Il serait erroné de croire que le mouvement eugénique n’attira que des penseurs conservateurs, désireux de donner une nouvelle légitimité aux inégalités sociales, et auxquels se seraient opposés les intellectuels progressistes. Au contraire, l’eugénisme a transcendé les clivages politiques. Nombre de ses partisans, dont Lapouge lui-même, se réclamaient du socialisme et voyaient dans l’eugénisme un moyen, scientifiquement fondé, du progrès social 394 [Taguieff, 2000]. Ainsi, la Société eugénique de Grande-Bretagne, fondée en 1907, comptait un certain nombre de militants et d’intellectuels socialistes parmi ses membres, dont Sidney et Beatrice Webb, les deux figures emblématiques de la Société Fabienne et du socialisme britannique du début du XXe siècle [Becquemont, 2000]. Enfin, les articles publiés dans le cadre d’un récent symposium sur « les préjugés et l’histoire de l’économie », à l’initiative de Weintraub [2003], montrent que la science économique est loin d’avoir échappé à la force d’attraction du mouvement eugénique. à la fin du XIXe et au début du XXe siècles, nombre d’économistes américains, ayant par ailleurs des conceptions théoriques diverses, soutenaient des positions racistes et eugéniques [Leonard, 2003b ; Bateman, 2003]. Pour ce qui est de Veblen, nous soutiendrons que sa conception des « races » relève du « racialisme » et non du « racisme », selon la distinction de Boyles & Tilman [1993, p. 1204]. Certes, il estimait, comme nombre de ses contemporains, qu’il existait « différents groupes raciaux et ethniques » ayant « différents traits et tempéraments psychologiques » et que cela était « dû plus à l’hérédité qu’à l’environnement ». Toutefois, « il ne pensait pas que ces groupes étaient meilleurs ou plus mauvais les uns que les autres ; il croyait seulement qu’ils étaient différents et que ces différences étaient, en partie, génétiques ». Autrement dit, nous pensons que Veblen ne partageait pas les préjugés racistes de l’anthropologie raciale à laquelle il se référait.

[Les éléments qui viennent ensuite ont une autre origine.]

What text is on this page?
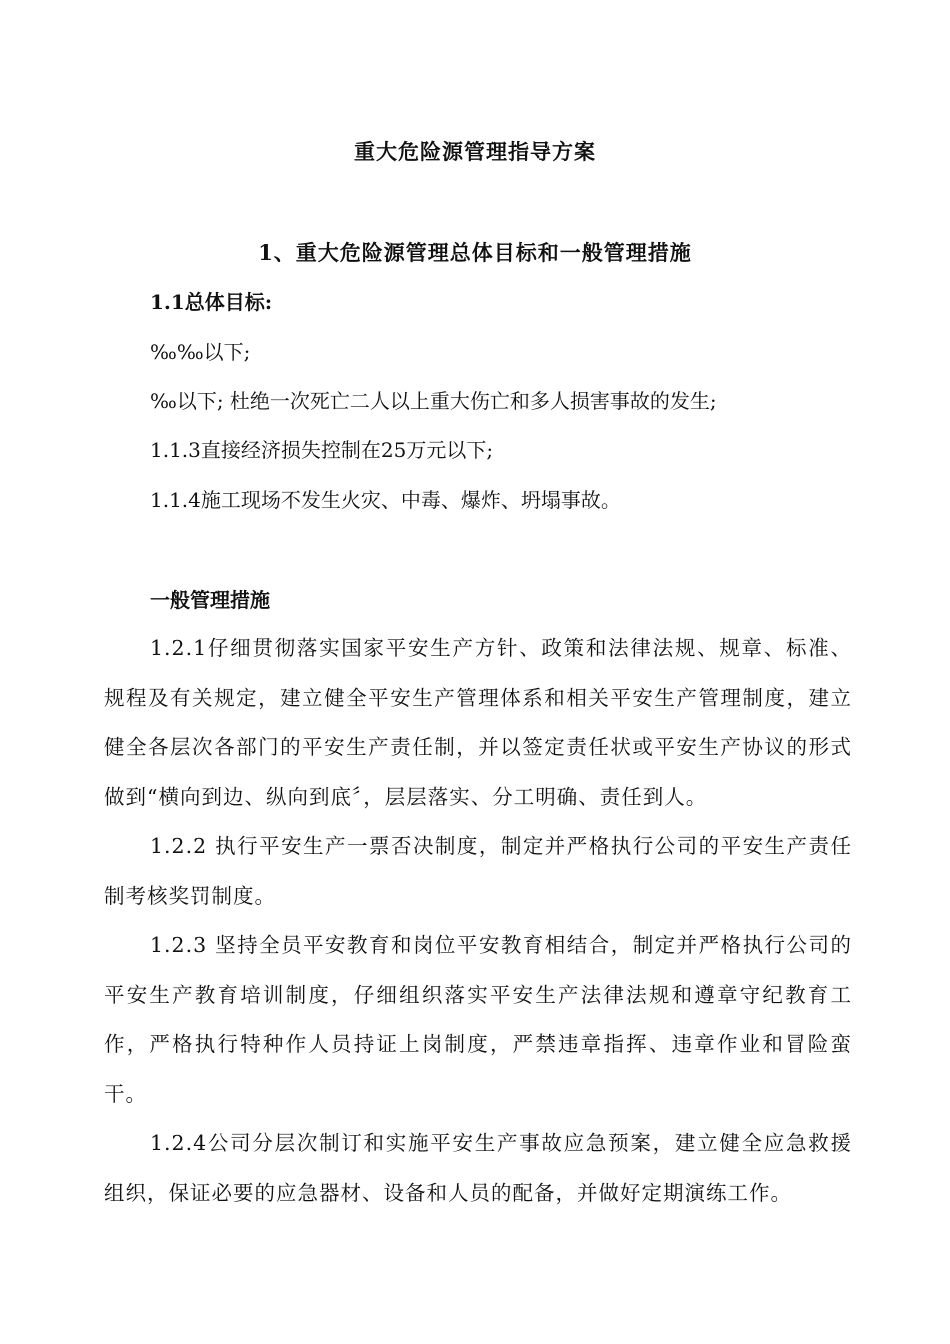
重大危险源管理指导方案
1、重大危险源管理总体目标和一般管理措施
1.1总体目标:
‰‰以下;
‰以下; 杜绝一次死亡二人以上重大伤亡和多人损害事故的发生;
1.1.3直接经济损失控制在25万元以下;
1.1.4施工现场不发生火灾、中毒、爆炸、坍塌事故。
一般管理措施
1.2.1仔细贯彻落实国家平安生产方针、政策和法律法规、规章、标准、规程及有关规定，建立健全平安生产管理体系和相关平安生产管理制度，建立健全各层次各部门的平安生产责任制，并以签定责任状或平安生产协议的形式做到“横向到边、纵向到底〞，层层落实、分工明确、责任到人。
1.2.2 执行平安生产一票否决制度，制定并严格执行公司的平安生产责任制考核奖罚制度。
1.2.3 坚持全员平安教育和岗位平安教育相结合，制定并严格执行公司的平安生产教育培训制度，仔细组织落实平安生产法律法规和遵章守纪教育工作，严格执行特种作人员持证上岗制度，严禁违章指挥、违章作业和冒险蛮干。
1.2.4公司分层次制订和实施平安生产事故应急预案，建立健全应急救援组织，保证必要的应急器材、设备和人员的配备，并做好定期演练工作。
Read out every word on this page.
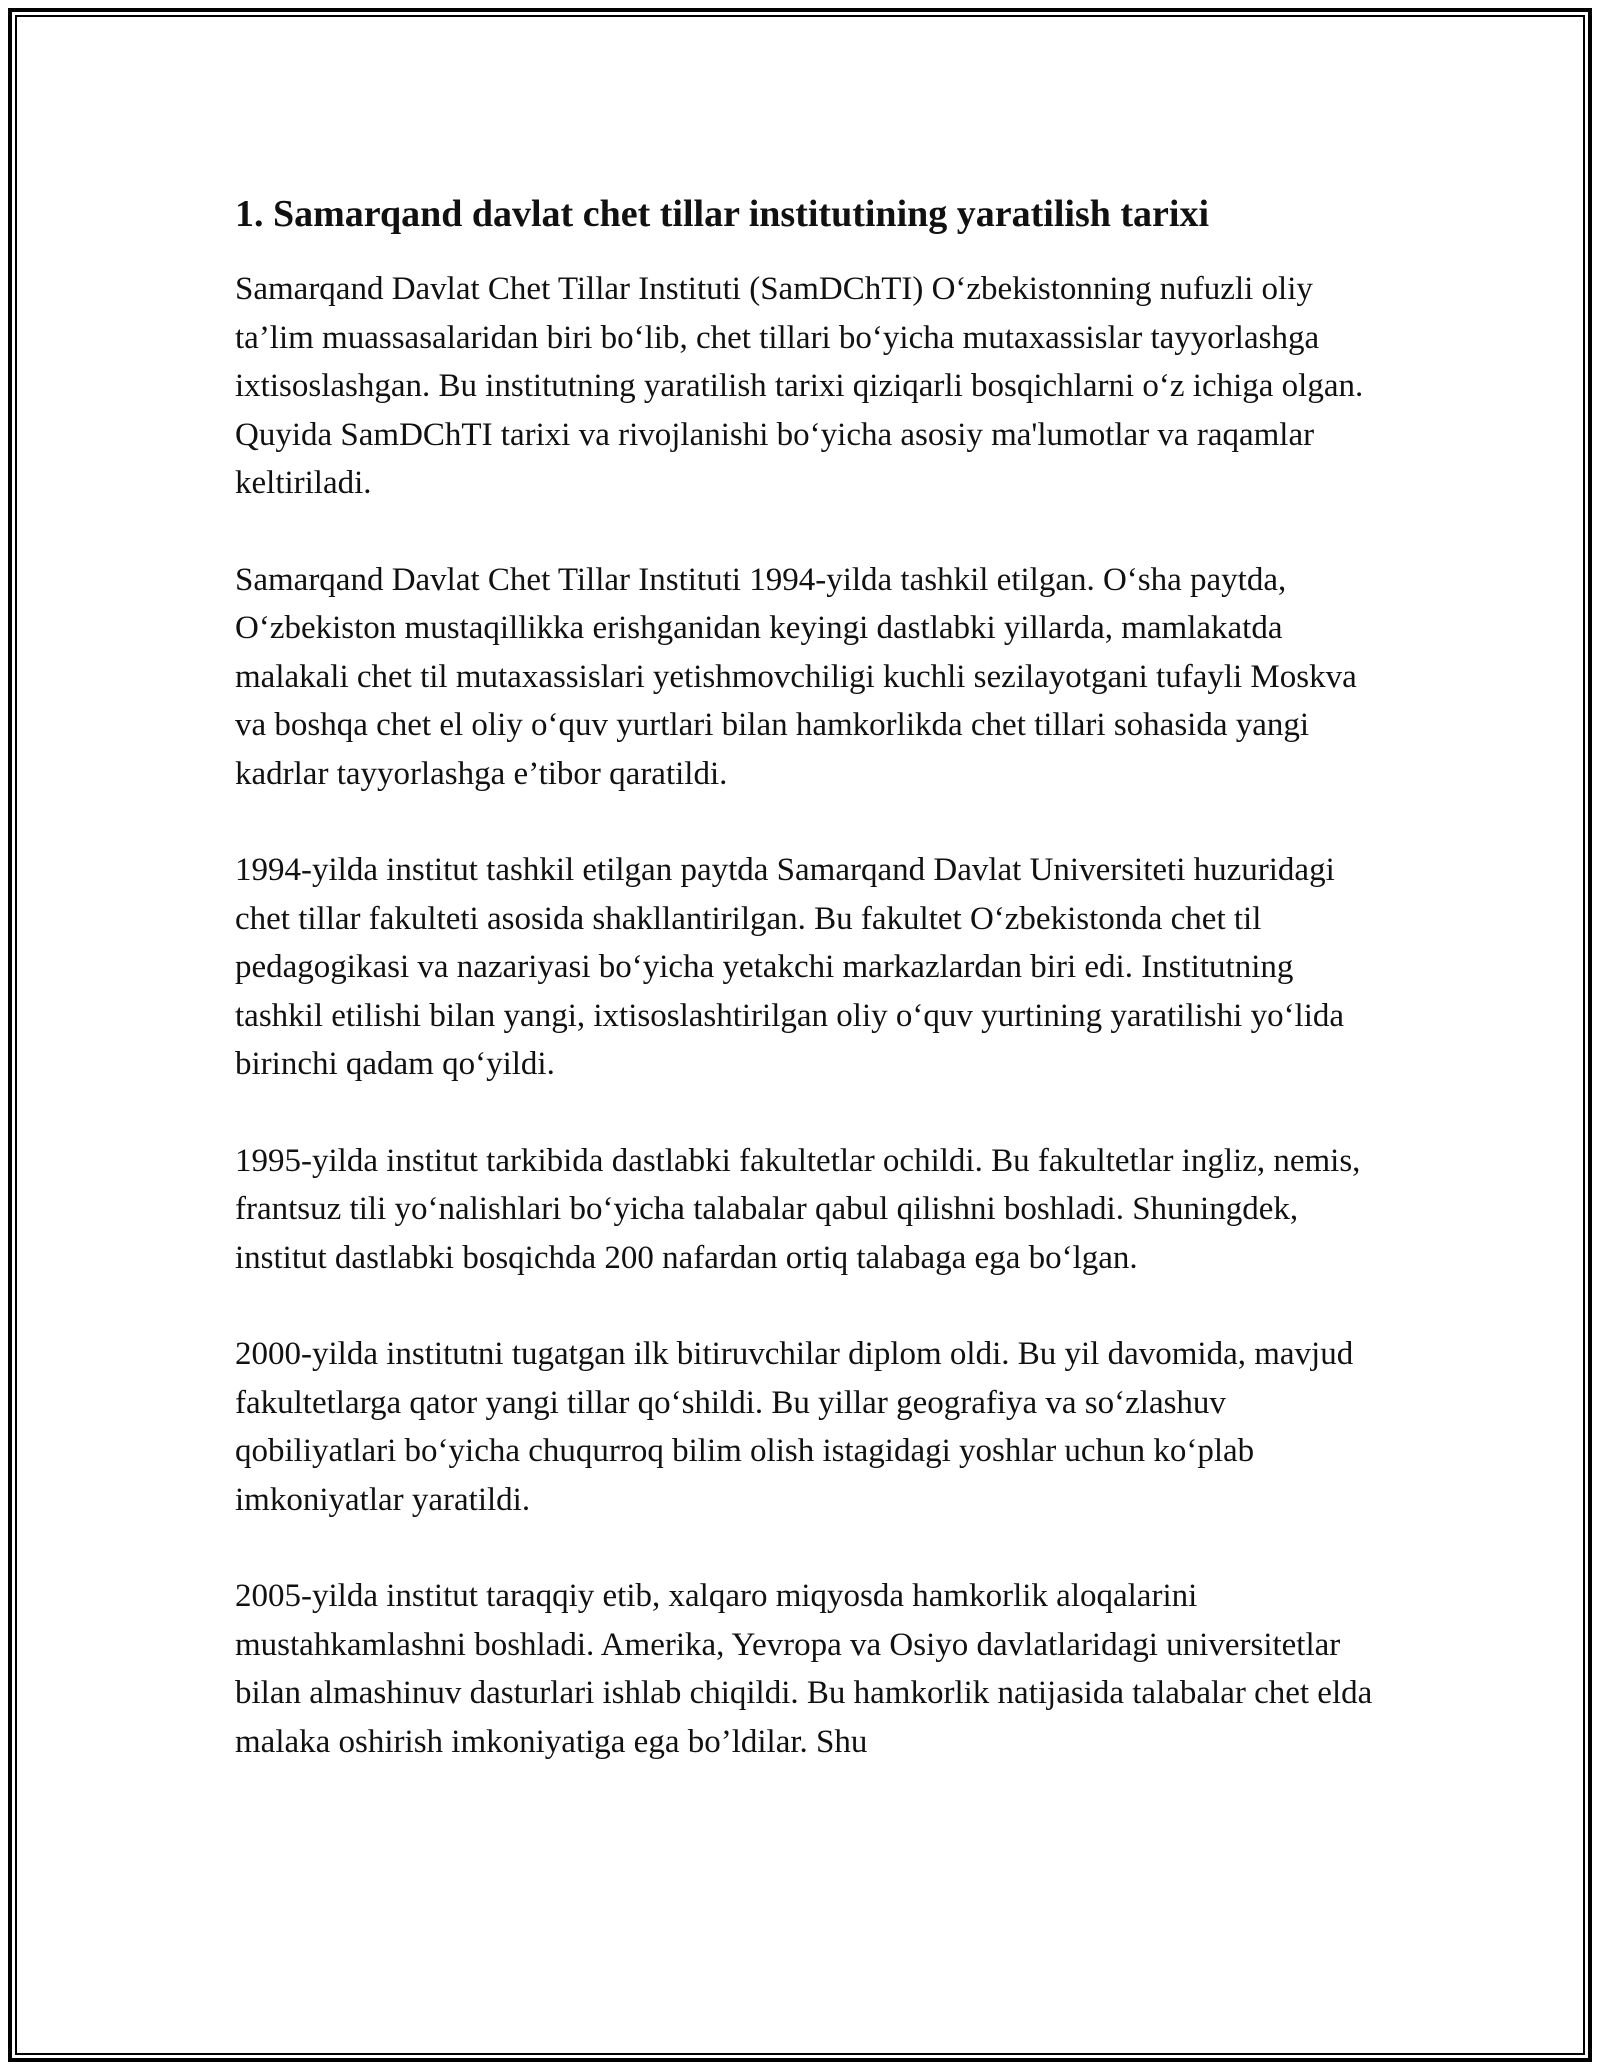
1. Samarqand davlat chet tillar institutining yaratilish tarixi

Samarqand Davlat Chet Tillar Instituti (SamDChTI) O‘zbekistonning nufuzli oliy ta’lim muassasalaridan biri bo‘lib, chet tillari bo‘yicha mutaxassislar tayyorlashga ixtisoslashgan. Bu institutning yaratilish tarixi qiziqarli bosqichlarni o‘z ichiga olgan. Quyida SamDChTI tarixi va rivojlanishi bo‘yicha asosiy ma'lumotlar va raqamlar keltiriladi.

Samarqand Davlat Chet Tillar Instituti 1994-yilda tashkil etilgan. O‘sha paytda, O‘zbekiston mustaqillikka erishganidan keyingi dastlabki yillarda, mamlakatda malakali chet til mutaxassislari yetishmovchiligi kuchli sezilayotgani tufayli Moskva va boshqa chet el oliy o‘quv yurtlari bilan hamkorlikda chet tillari sohasida yangi kadrlar tayyorlashga e’tibor qaratildi.

1994-yilda institut tashkil etilgan paytda Samarqand Davlat Universiteti huzuridagi chet tillar fakulteti asosida shakllantirilgan. Bu fakultet O‘zbekistonda chet til pedagogikasi va nazariyasi bo‘yicha yetakchi markazlardan biri edi. Institutning tashkil etilishi bilan yangi, ixtisoslashtirilgan oliy o‘quv yurtining yaratilishi yo‘lida birinchi qadam qo‘yildi.

1995-yilda institut tarkibida dastlabki fakultetlar ochildi. Bu fakultetlar ingliz, nemis, frantsuz tili yo‘nalishlari bo‘yicha talabalar qabul qilishni boshladi. Shuningdek, institut dastlabki bosqichda 200 nafardan ortiq talabaga ega bo‘lgan.

2000-yilda institutni tugatgan ilk bitiruvchilar diplom oldi. Bu yil davomida, mavjud fakultetlarga qator yangi tillar qo‘shildi. Bu yillar geografiya va so‘zlashuv qobiliyatlari bo‘yicha chuqurroq bilim olish istagidagi yoshlar uchun ko‘plab imkoniyatlar yaratildi.

2005-yilda institut taraqqiy etib, xalqaro miqyosda hamkorlik aloqalarini mustahkamlashni boshladi. Amerika, Yevropa va Osiyo davlatlaridagi universitetlar bilan almashinuv dasturlari ishlab chiqildi. Bu hamkorlik natijasida talabalar chet elda malaka oshirish imkoniyatiga ega bo’ldilar. Shu
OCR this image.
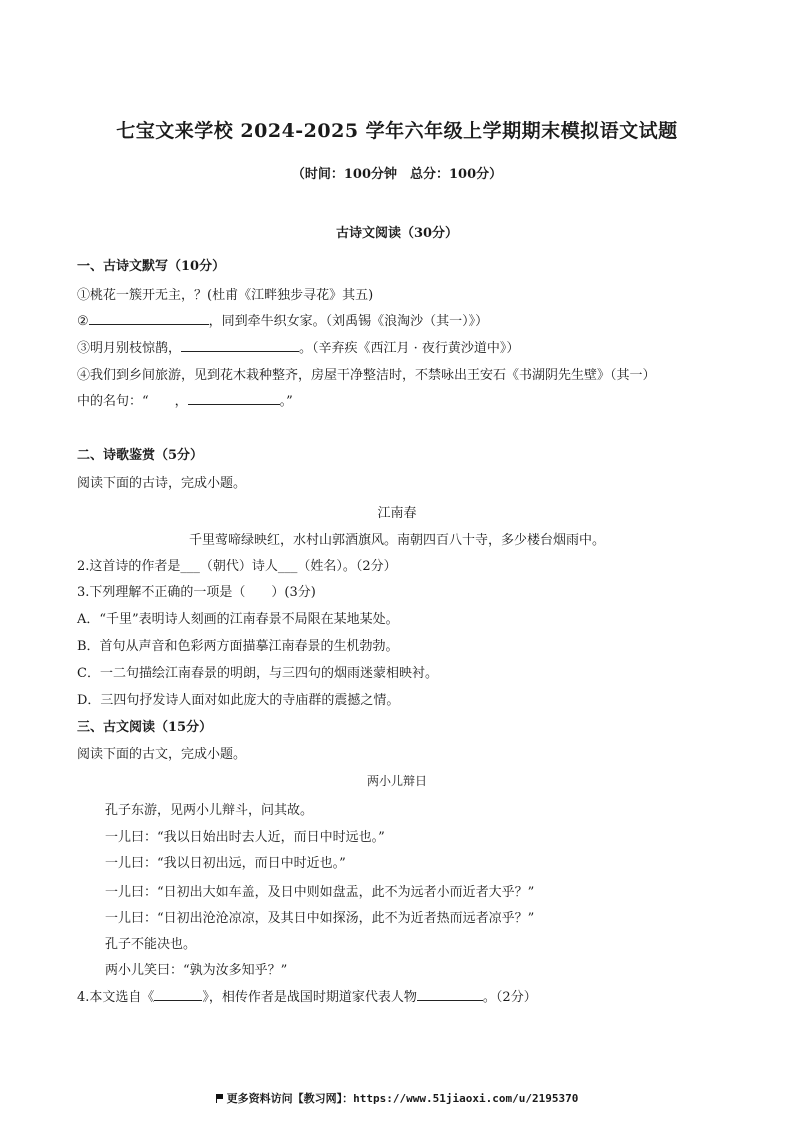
七宝文来学校 2024-2025 学年六年级上学期期末模拟语文试题
（时间：100分钟　总分：100分）
古诗文阅读（30分）
一、古诗文默写（10分）
①桃花一簇开无主，？(杜甫《江畔独步寻花》其五)
②	，同到牵牛织女家。（刘禹锡《浪淘沙（其一）》）
③明月别枝惊鹊，	。（辛弃疾《西江月 · 夜行黄沙道中》）
④我们到乡间旅游，见到花木栽种整齐，房屋干净整洁时，不禁咏出王安石《书湖阴先生壁》（其一）
中的名句：“　　，	。”
二、诗歌鉴赏（5分）
阅读下面的古诗，完成小题。
江南春
千里莺啼绿映红，水村山郭酒旗风。南朝四百八十寺，多少楼台烟雨中。
2.这首诗的作者是___（朝代）诗人___（姓名）。（2分）
3.下列理解不正确的一项是（　　）(3分)
A．“千里”表明诗人刻画的江南春景不局限在某地某处。
B．首句从声音和色彩两方面描摹江南春景的生机勃勃。
C．一二句描绘江南春景的明朗，与三四句的烟雨迷蒙相映衬。
D．三四句抒发诗人面对如此庞大的寺庙群的震撼之情。
三、古文阅读（15分）
阅读下面的古文，完成小题。
两小儿辩日
孔子东游，见两小儿辩斗，问其故。
一儿曰：“我以日始出时去人近，而日中时远也。”
一儿曰：“我以日初出远，而日中时近也。”
一儿曰：“日初出大如车盖，及日中则如盘盂，此不为远者小而近者大乎？”
一儿曰：“日初出沧沧凉凉，及其日中如探汤，此不为近者热而远者凉乎？”
孔子不能决也。
两小儿笑曰：“孰为汝多知乎？”
4.本文选自《	》，相传作者是战国时期道家代表人物	。（2分）
更多资料访问【教习网】：https://www.51jiaoxi.com/u/2195370
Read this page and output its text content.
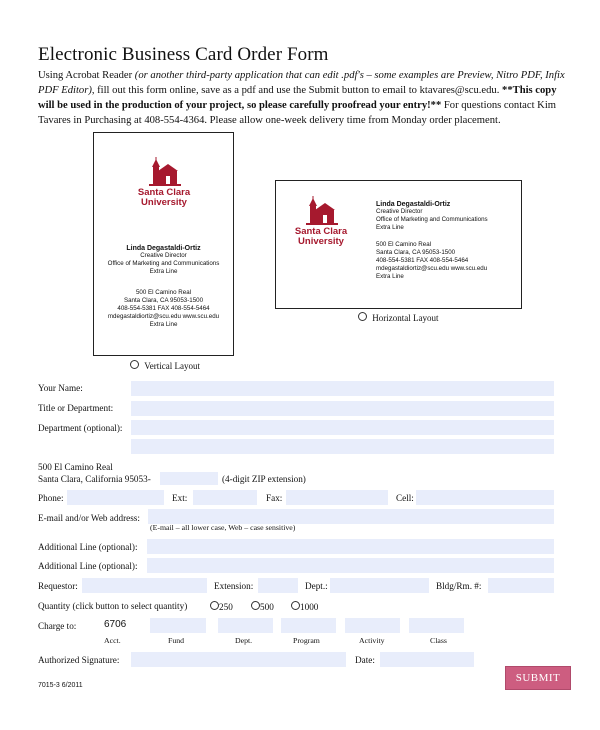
Electronic Business Card Order Form
Using Acrobat Reader (or another third-party application that can edit .pdf's – some examples are Preview, Nitro PDF, Infix PDF Editor), fill out this form online, save as a pdf and use the Submit button to email to ktavares@scu.edu. **This copy will be used in the production of your project, so please carefully proofread your entry!** For questions contact Kim Tavares in Purchasing at 408-554-4364. Please allow one-week delivery time from Monday order placement.
Santa Clara
University
Linda Degastaldi-Ortiz
Creative Director
Office of Marketing and Communications
Extra Line
500 El Camino Real
Santa Clara, CA 95053-1500
408-554-5381 FAX 408-554-5464
mdegastaldiortiz@scu.edu www.scu.edu
Extra Line
Vertical Layout
Santa Clara
University
Linda Degastaldi-Ortiz
Creative Director
Office of Marketing and Communications
Extra Line
500 El Camino Real
Santa Clara, CA 95053-1500
408-554-5381 FAX 408-554-5464
mdegastaldiortiz@scu.edu www.scu.edu
Extra Line
Horizontal Layout
Your Name:
Title or Department:
Department (optional):
500 El Camino Real
Santa Clara, California 95053-	(4-digit ZIP extension)
Phone:	Ext:	Fax:	Cell:
E-mail and/or Web address:
(E-mail – all lower case, Web – case sensitive)
Additional Line (optional):
Additional Line (optional):
Requestor:	Extension:	Dept.:	Bldg/Rm. #:
Quantity (click button to select quantity)	250	500	1000
Charge to:	6706
Acct.	Fund	Dept.	Program	Activity	Class
Authorized Signature:	Date:
SUBMIT
7015-3 6/2011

De plus, nous montrerons que ses propres théories contenaient de facto des critiques importantes à l’encontre de l’eugénisme, quoique Veblen ne les présentaient pas comme telles.

Notes
392.

C’est à cette date, en effet, que Galton utilise pour la première fois les termes « eugénique » et « eugénisme » dans Inquiries into Human Faculty. Bien que cet ouvrage marque formellement la naissance du mouvement eugénique, Galton en a jeté les bases depuis plusieurs années, notamment dans Hereditary Genius publié en 1869 [Becquemont, 2000, p. 53 ; Leonard, 2003b, p. 690].

393.

L’expression « éléments eugéniques » désigne ici les « individus dotés d’aptitudes héréditaires supérieures à la moyenne » [Taguieff, 2000, p. 10n.].

394.

Ross [1991, p. 208] semble suggérer que l’intérêt de Veblen pour les théories de Lapouge était lié aux penchants socialistes de celui-ci. Cependant, rien ne permet d’accréditer cette thèse, puisque Veblen ne s’est pas prononcé, à notre connaissance, sur les conceptions socialistes de l’anthropologue français. Au contraire, on peut affirmer que si Veblen avait de la sympathie pour certaines idées socialistes, celles-ci ne correspondaient en rien au projet lapougien tel que Taguieff [2000] le décrit.